Whoosh… (The “knee-jerk” automatic response)
Stop. Breathe. Think. (The mindful way to deal with the trigger)
TIME OUTS
The best defense against verbal abuse is a formal time-out. When either partner calls a time-out – by saying the words, “time-out,” by using the “T“ hand signal, or by using any agreed upon sign – the interaction comes to an immediate stop. The spoken or gestured signal is understood by both partners to be an abbreviation of the following words:
“Dear partner. For whatever reason, right or wrong, I am about to lose it. If I stay here and keep this up with you I am liable to do or say something stupid that I know I’m going to regret. Therefore I am taking a break to get a grip on myself and calm down. I will check back in with you responsibly.”

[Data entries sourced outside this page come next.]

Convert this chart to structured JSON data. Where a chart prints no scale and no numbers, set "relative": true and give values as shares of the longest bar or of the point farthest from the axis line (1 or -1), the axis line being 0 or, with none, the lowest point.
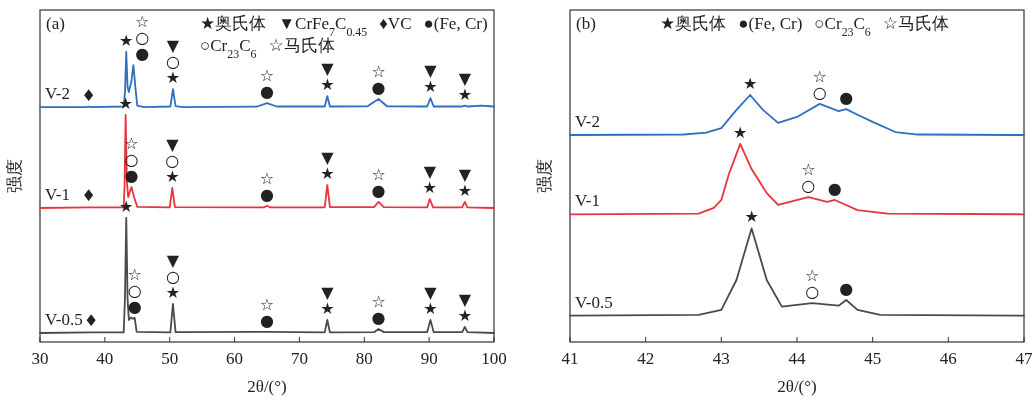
{
  "chart_data": [
    {
      "type": "line",
      "title": "(a)",
      "xlabel": "2θ/(°)",
      "ylabel": "强度",
      "relative": true,
      "tick_labels": "x",
      "xlim": [
        30,
        100
      ],
      "xticks": [
        30,
        40,
        50,
        60,
        70,
        80,
        90,
        100
      ],
      "series": [
        {
          "name": "V-2",
          "color": "#2f6fbf",
          "x": [
            30,
            37,
            37.5,
            38,
            42.9,
            43.1,
            43.3,
            43.5,
            43.7,
            44.1,
            44.4,
            44.7,
            45,
            46,
            50.1,
            50.5,
            50.9,
            52,
            63.5,
            65,
            66.5,
            73.9,
            74.3,
            74.7,
            80.5,
            82.2,
            83.5,
            89.7,
            90.2,
            90.7,
            95,
            95.5,
            96,
            98,
            100
          ],
          "values": [
            0.81,
            0.81,
            0.812,
            0.81,
            0.812,
            0.86,
            1.0,
            0.88,
            0.862,
            0.9,
            0.955,
            0.88,
            0.815,
            0.81,
            0.812,
            0.872,
            0.813,
            0.81,
            0.812,
            0.824,
            0.812,
            0.812,
            0.848,
            0.812,
            0.813,
            0.838,
            0.813,
            0.812,
            0.841,
            0.812,
            0.812,
            0.815,
            0.812,
            0.815,
            0.812
          ]
        },
        {
          "name": "V-1",
          "color": "#e8343c",
          "x": [
            30,
            37.5,
            42.9,
            43.05,
            43.2,
            43.4,
            43.6,
            44.1,
            44.5,
            45,
            50,
            50.4,
            50.8,
            64.5,
            65,
            65.5,
            73.9,
            74.3,
            74.7,
            81.5,
            82.2,
            83,
            89.7,
            90.1,
            90.6,
            95.1,
            95.5,
            95.9,
            100
          ],
          "values": [
            0.462,
            0.464,
            0.464,
            0.55,
            0.783,
            0.55,
            0.5,
            0.534,
            0.5,
            0.466,
            0.464,
            0.531,
            0.465,
            0.464,
            0.47,
            0.464,
            0.464,
            0.541,
            0.465,
            0.465,
            0.483,
            0.465,
            0.464,
            0.493,
            0.464,
            0.464,
            0.483,
            0.464,
            0.462
          ]
        },
        {
          "name": "V-0.5",
          "color": "#4a4a4a",
          "x": [
            30,
            37.9,
            42.9,
            43.1,
            43.3,
            43.5,
            43.7,
            44,
            44.3,
            44.6,
            44.9,
            50.1,
            50.5,
            50.9,
            65,
            73.9,
            74.3,
            74.7,
            81.5,
            82.2,
            83,
            89.7,
            90.2,
            90.7,
            95.1,
            95.5,
            95.9,
            100
          ],
          "values": [
            0.031,
            0.033,
            0.033,
            0.15,
            0.428,
            0.15,
            0.076,
            0.085,
            0.08,
            0.083,
            0.035,
            0.033,
            0.131,
            0.034,
            0.035,
            0.033,
            0.076,
            0.033,
            0.034,
            0.045,
            0.034,
            0.034,
            0.076,
            0.034,
            0.034,
            0.052,
            0.034,
            0.031
          ]
        }
      ],
      "annotations": [
        "★奥氏体",
        "▼CrFe$_{7}$C$_{0.45}$",
        "♦VC",
        "●(Fe, Cr)",
        "○Cr$_{23}$C$_{6}$",
        "☆马氏体",
        {
          "text": "★",
          "x": 43.3,
          "y": 1.0
        },
        {
          "text": "☆○●",
          "x": 44.4,
          "y": 0.955
        },
        {
          "text": "▼○★",
          "x": 50.5,
          "y": 0.872
        },
        {
          "text": "☆●",
          "x": 65,
          "y": 0.824
        },
        {
          "text": "▼★",
          "x": 74.3,
          "y": 0.848
        },
        {
          "text": "☆●",
          "x": 82.2,
          "y": 0.838
        },
        {
          "text": "▼★",
          "x": 90.2,
          "y": 0.841
        },
        {
          "text": "▼★",
          "x": 95.5,
          "y": 0.815
        },
        {
          "text": "♦",
          "x": 37.5,
          "y": 0.812
        },
        {
          "text": "★",
          "x": 43.2,
          "y": 0.783
        },
        {
          "text": "☆○●",
          "x": 44.1,
          "y": 0.534
        },
        {
          "text": "▼○★",
          "x": 50.4,
          "y": 0.531
        },
        {
          "text": "☆●",
          "x": 65,
          "y": 0.47
        },
        {
          "text": "▼★",
          "x": 74.3,
          "y": 0.541
        },
        {
          "text": "☆●",
          "x": 82.2,
          "y": 0.483
        },
        {
          "text": "▼★",
          "x": 90.1,
          "y": 0.493
        },
        {
          "text": "▼★",
          "x": 95.5,
          "y": 0.483
        },
        {
          "text": "♦",
          "x": 37.5,
          "y": 0.464
        },
        {
          "text": "★",
          "x": 43.3,
          "y": 0.428
        },
        {
          "text": "☆○●",
          "x": 44.6,
          "y": 0.083
        },
        {
          "text": "▼○★",
          "x": 50.5,
          "y": 0.131
        },
        {
          "text": "☆●",
          "x": 65,
          "y": 0.035
        },
        {
          "text": "▼★",
          "x": 74.3,
          "y": 0.076
        },
        {
          "text": "☆●",
          "x": 82.2,
          "y": 0.045
        },
        {
          "text": "▼★",
          "x": 90.2,
          "y": 0.076
        },
        {
          "text": "▼★",
          "x": 95.5,
          "y": 0.052
        },
        {
          "text": "♦",
          "x": 37.9,
          "y": 0.033
        }
      ]
    },
    {
      "type": "line",
      "title": "(b)",
      "xlabel": "2θ/(°)",
      "ylabel": "强度",
      "relative": true,
      "tick_labels": "x",
      "xlim": [
        41,
        47
      ],
      "xticks": [
        41,
        42,
        43,
        44,
        45,
        46,
        47
      ],
      "series": [
        {
          "name": "V-2",
          "color": "#2f6fbf",
          "x": [
            41,
            42.5,
            42.8,
            43.0,
            43.2,
            43.38,
            43.55,
            43.75,
            44.0,
            44.3,
            44.55,
            44.65,
            44.8,
            45.0,
            45.3,
            45.6,
            47
          ],
          "values": [
            0.838,
            0.84,
            0.848,
            0.866,
            0.94,
            1,
            0.94,
            0.887,
            0.911,
            0.964,
            0.935,
            0.943,
            0.92,
            0.891,
            0.85,
            0.84,
            0.838
          ]
        },
        {
          "name": "V-1",
          "color": "#e8343c",
          "x": [
            41,
            42.7,
            42.9,
            43.0,
            43.1,
            43.25,
            43.4,
            43.6,
            43.75,
            44.15,
            44.4,
            44.5,
            44.8,
            45.2,
            47
          ],
          "values": [
            0.517,
            0.52,
            0.543,
            0.575,
            0.68,
            0.802,
            0.7,
            0.603,
            0.555,
            0.587,
            0.567,
            0.575,
            0.534,
            0.52,
            0.517
          ]
        },
        {
          "name": "V-0.5",
          "color": "#4a4a4a",
          "x": [
            41,
            42.7,
            43.0,
            43.2,
            43.4,
            43.6,
            43.8,
            44.2,
            44.55,
            44.65,
            44.8,
            45.1,
            47
          ],
          "values": [
            0.107,
            0.11,
            0.13,
            0.251,
            0.46,
            0.251,
            0.143,
            0.157,
            0.147,
            0.17,
            0.13,
            0.11,
            0.107
          ]
        }
      ],
      "annotations": [
        "★奥氏体",
        "●(Fe, Cr)",
        "○Cr$_{23}$C$_{6}$",
        "☆马氏体",
        {
          "text": "★",
          "x": 43.38,
          "y": 1
        },
        {
          "text": "☆○",
          "x": 44.3,
          "y": 0.964
        },
        {
          "text": "●",
          "x": 44.65,
          "y": 0.943
        },
        {
          "text": "★",
          "x": 43.25,
          "y": 0.802
        },
        {
          "text": "☆○",
          "x": 44.15,
          "y": 0.587
        },
        {
          "text": "●",
          "x": 44.5,
          "y": 0.575
        },
        {
          "text": "★",
          "x": 43.4,
          "y": 0.46
        },
        {
          "text": "☆○",
          "x": 44.2,
          "y": 0.157
        },
        {
          "text": "●",
          "x": 44.65,
          "y": 0.17
        }
      ]
    }
  ]
}
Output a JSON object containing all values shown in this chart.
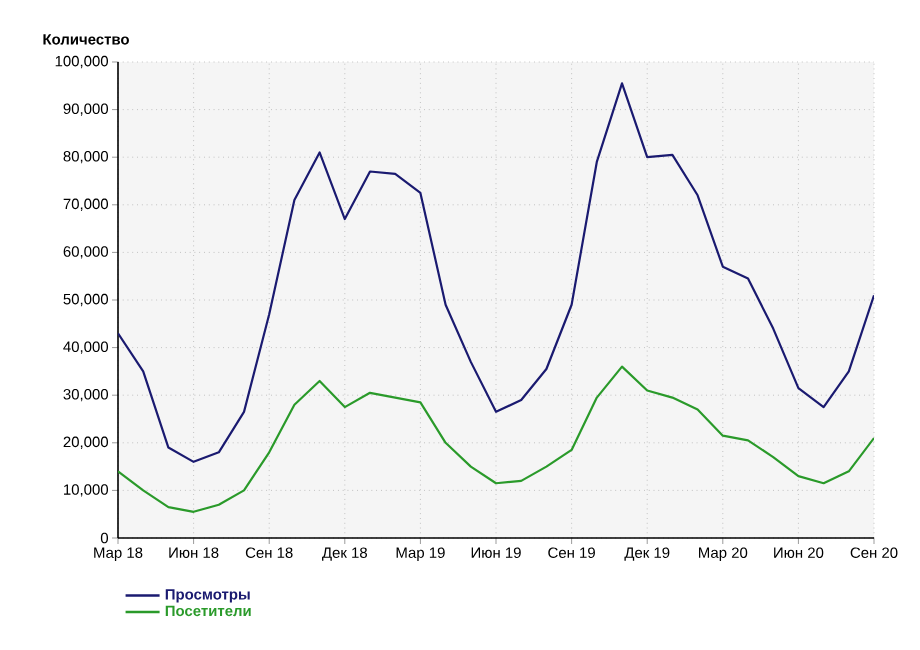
{
  "chart_data": {
    "type": "line",
    "ylabel": "Количество",
    "categories": [
      "Мар 18",
      null,
      null,
      "Июн 18",
      null,
      null,
      "Сен 18",
      null,
      null,
      "Дек 18",
      null,
      null,
      "Мар 19",
      null,
      null,
      "Июн 19",
      null,
      null,
      "Сен 19",
      null,
      null,
      "Дек 19",
      null,
      null,
      "Мар 20",
      null,
      null,
      "Июн 20",
      null,
      null,
      "Сен 20"
    ],
    "series": [
      {
        "name": "Просмотры",
        "color": "#1a1a70",
        "values": [
          43000,
          35000,
          19000,
          16000,
          18000,
          26500,
          47000,
          71000,
          81000,
          67000,
          77000,
          76500,
          72500,
          49000,
          37000,
          26500,
          29000,
          35500,
          49000,
          79000,
          95500,
          80000,
          80500,
          72000,
          57000,
          54500,
          44000,
          31500,
          27500,
          35000,
          51000
        ]
      },
      {
        "name": "Посетители",
        "color": "#2a9a2a",
        "values": [
          14000,
          10000,
          6500,
          5500,
          7000,
          10000,
          18000,
          28000,
          33000,
          27500,
          30500,
          29500,
          28500,
          20000,
          15000,
          11500,
          12000,
          15000,
          18500,
          29500,
          36000,
          31000,
          29500,
          27000,
          21500,
          20500,
          17000,
          13000,
          11500,
          14000,
          21000
        ]
      }
    ],
    "ylim": [
      0,
      100000
    ],
    "yticks": [
      0,
      {
        "value": 10000,
        "label": "10,000"
      },
      {
        "value": 20000,
        "label": "20,000"
      },
      {
        "value": 30000,
        "label": "30,000"
      },
      {
        "value": 40000,
        "label": "40,000"
      },
      {
        "value": 50000,
        "label": "50,000"
      },
      {
        "value": 60000,
        "label": "60,000"
      },
      {
        "value": 70000,
        "label": "70,000"
      },
      {
        "value": 80000,
        "label": "80,000"
      },
      {
        "value": 90000,
        "label": "90,000"
      },
      {
        "value": 100000,
        "label": "100,000"
      }
    ],
    "grid": true,
    "legend": "bottom",
    "marker": "none",
    "line_style": "solid"
  }
}
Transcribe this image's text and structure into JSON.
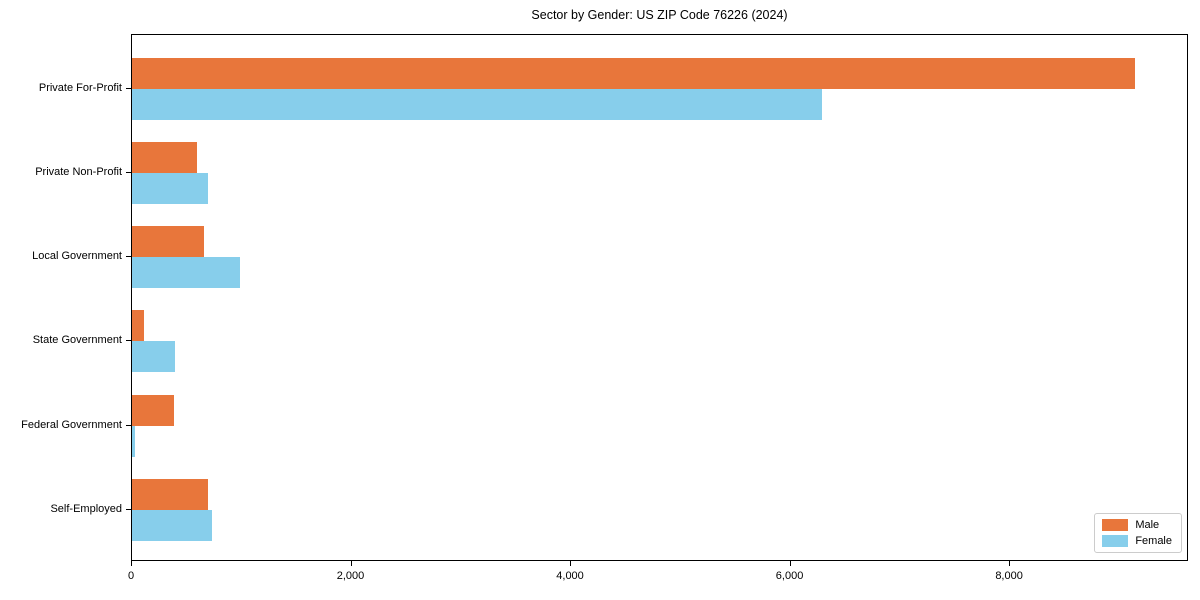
{
  "chart_data": {
    "type": "bar",
    "orientation": "horizontal",
    "title": "Sector by Gender: US ZIP Code 76226 (2024)",
    "categories": [
      "Private For-Profit",
      "Private Non-Profit",
      "Local Government",
      "State Government",
      "Federal Government",
      "Self-Employed"
    ],
    "series": [
      {
        "name": "Male",
        "color": "#e8763b",
        "values": [
          9140,
          590,
          660,
          110,
          385,
          690
        ]
      },
      {
        "name": "Female",
        "color": "#87ceeb",
        "values": [
          6290,
          690,
          980,
          395,
          25,
          730
        ]
      }
    ],
    "xlabel": "",
    "ylabel": "",
    "xlim": [
      0,
      9630
    ],
    "xticks": [
      {
        "value": 0,
        "label": "0"
      },
      {
        "value": 2000,
        "label": "2,000"
      },
      {
        "value": 4000,
        "label": "4,000"
      },
      {
        "value": 6000,
        "label": "6,000"
      },
      {
        "value": 8000,
        "label": "8,000"
      }
    ],
    "grid": false,
    "legend": {
      "position": "lower right"
    }
  }
}
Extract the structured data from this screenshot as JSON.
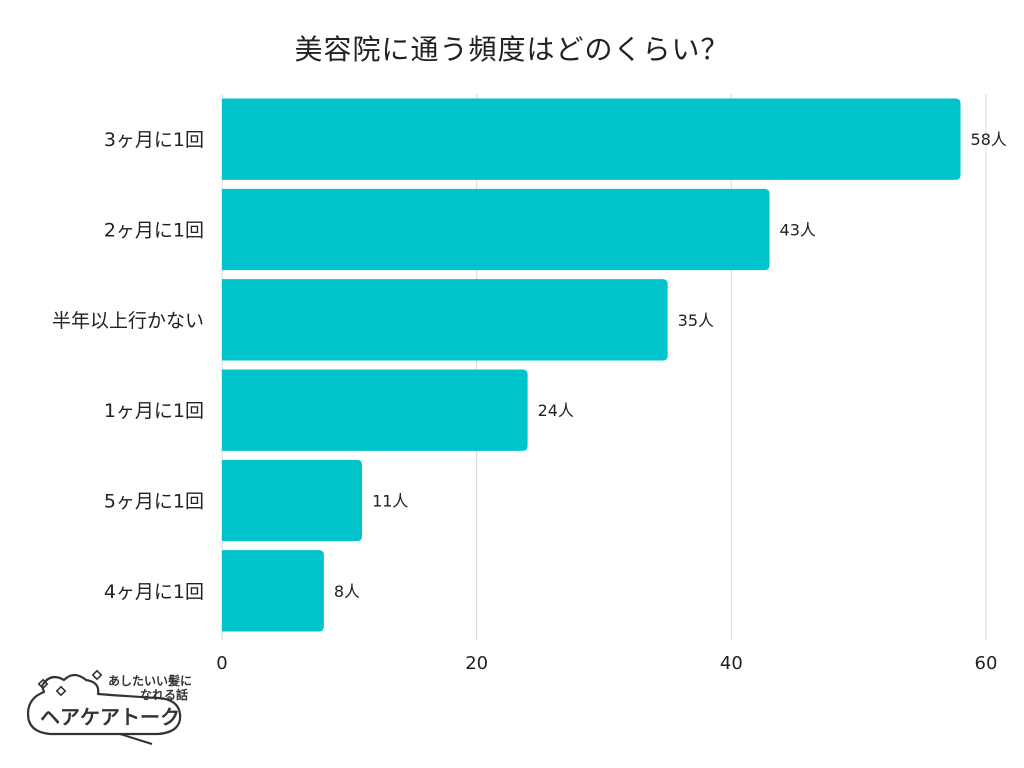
{
  "chart_data": {
    "type": "bar",
    "orientation": "horizontal",
    "title": "美容院に通う頻度はどのくらい？",
    "categories": [
      "3ヶ月に1回",
      "2ヶ月に1回",
      "半年以上行かない",
      "1ヶ月に1回",
      "5ヶ月に1回",
      "4ヶ月に1回"
    ],
    "values": [
      58,
      43,
      35,
      24,
      11,
      8
    ],
    "value_labels": [
      "58人",
      "43人",
      "35人",
      "24人",
      "11人",
      "8人"
    ],
    "xlim": [
      0,
      60
    ],
    "xticks": [
      "0",
      "20",
      "40",
      "60"
    ],
    "xlabel": "",
    "ylabel": "",
    "grid": true,
    "bar_color": "#00C3CB",
    "grid_color": "#D9D9D9"
  },
  "brand": {
    "tagline_line1": "あしたいい髪に",
    "tagline_line2": "なれる話",
    "name": "ヘアケアトーク"
  }
}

The default interval for a time-out is 20 minutes. You can specify something else if you like. But if no time is specified, 20 minutes is when you need to check in. Checking in does not necessarily mean getting back together. You can check in – either in person or by telephone – and tell your partner that you need more time. With each extension, the time-out interval gets longer. The recommended length between check-ins is:
– Twenty minutes
– One or two hours
– Half a day
– A whole day
– Overnight
When reconnecting after a time-out, you must take a twenty-four hour moratorium on the subject that triggered the initial fight.